Personal information
- Date of birth: 22 May 2000 (age 26)
- Position: Centre-back

Team information
- Current team: Stabæk
- Number: 2

Youth career
- Uvdal
- –2016: Geilo
- 2016–2018: Lyn

Senior career*
- Years: Team / Apps / (Gls)
- 2017–2022: Lyn / 60 / (0)
- 2023–: Stabæk / 89 / (6)

International career
- 2017: Norway U17 / 6 / (0)

= Emilie Bølviken =

Norwegian footballer (born 2000)

Emilie Bølviken (born 22 May 2000) is a Norwegian footballer who plays as a centre-back for Stabæk.

==Career==
She grew up in Rødberg. After playing for Uvdal IL and Geilo IL, among others captaining Geilo's boys' team, Bølviken left Buskerud behind at the age of 16 to join the youth section of Lyn. She also represented Norway U17 internationally, contesting the 2017 UEFA Women's Under-17 Championship qualification.

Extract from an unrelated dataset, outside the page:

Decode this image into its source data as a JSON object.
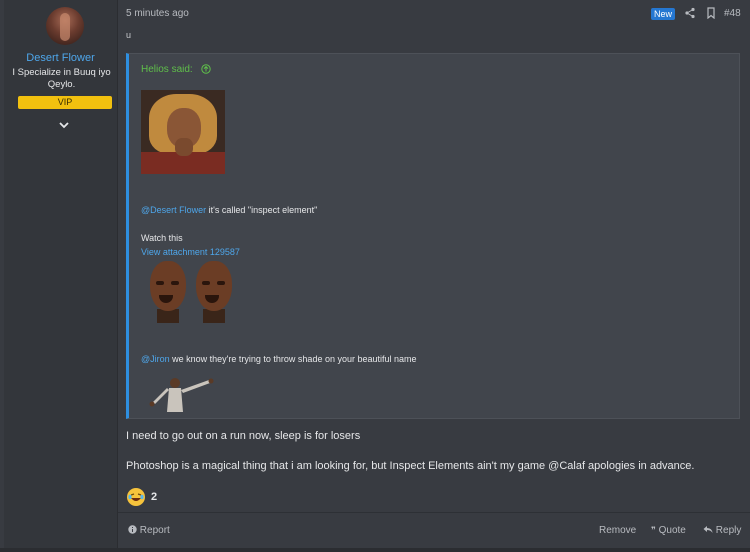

Bølviken made her first-team debut for Lyn in the 2017 cup. In 2019 she made her Toppserien debut. She became a regular player in the autumn of 2019.

Ahead of the 2023 season she signed for fellow Toppserien team Stabæk. In June 2026, she was honored for reaching 100 games across all competitions for Stabæk.

==Personal life==
Bølviken has become known for environmental activism, especially speaking out against excessive consumption tied to climate change, and fast fashion tendencies in sports clothing. When becoming affiliated with Morten Thorsby's We Play Green initiative, she changed jersey number to 2 to remind people of the 2 degree climate target.

She is nicknamed "Bølla" (literally "the bully", but derived from her surname).